The “go-go” years of the antiques trade in the 1980s relished the economy’s inflationary bias.  The effect on prices for these objects was devastating, in a good way.  Prices, like homes values prior to the present “Great Recession” had nowhere to go but up, up, up.  As long as I can conceive of pricing in this industry, the possibility of a contraction was not only remote, but strictly limited to small segments that might go out of fashion.  The comparison to real estate is uncomfortably similar.

Real property and antiques are tangible in a different manner than gold, jewelry, or stocks & bonds.  Real estate and an 18th Century chair take up space and require care and maintenance; they don’t fit into a safe deposit box unless you want to pay rent to store it in a warehouse like Christie’s new facility outside of Manhattan.  Of course that way you can deduct not having any aesthetic pleasure from its asset value on top of the storage rental!  But the difference between real estate and antiques splits off when you think that you can’t overbuild antiques like houses.

Anyone who has been involved in the antiques market knows that this field and the art segment of the industry are different.  The two sometime go in tandem, but the 1980’s saw a definite divergence when art and especially Impressionist art prices collapsed with the Japanese art investment bubble.  That time period however, was pretty good for antiques and they were in fashion.  But in my mind, it was the first time the industry had actually experienced a deflationary cycle.  Prices in that art category fell for several years and even today its market demand has been commandeered by contemporary art.

Are we now seeing this in the antiques business?  Prices are not what they were, period.  The deflationary effect of oversupply and contracting demand is self evident.  The present environment does still create record prices both from auctions and private transaction for many items, but as a broad based industry trend, even the red hot mid-20th Century decorative arts period has hit a bit of a wall.

Like real estate, antiques need an increase in demand to strengthen any form of market price support; we don’t and never did it with mortgages or sub-prime loans.
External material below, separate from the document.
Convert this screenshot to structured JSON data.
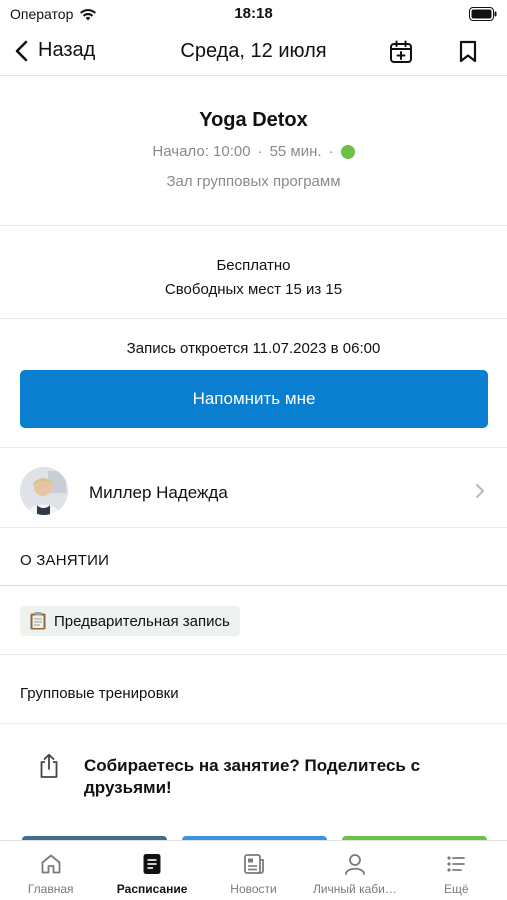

Deflation in the pricing of antiques has become the new reality of the market.  With interest rates skewed to the haves and have-nots, financing a purchase is not an option. The present state of affairs could be systemic, or just a short term casualty from the existing economy, perhaps even a long overdue price correction.  In the end we are subject to the whim of the market, and if deflation is even on the minds of the Federal Reserve Board, they can take a glimpse at this market to see the possibility.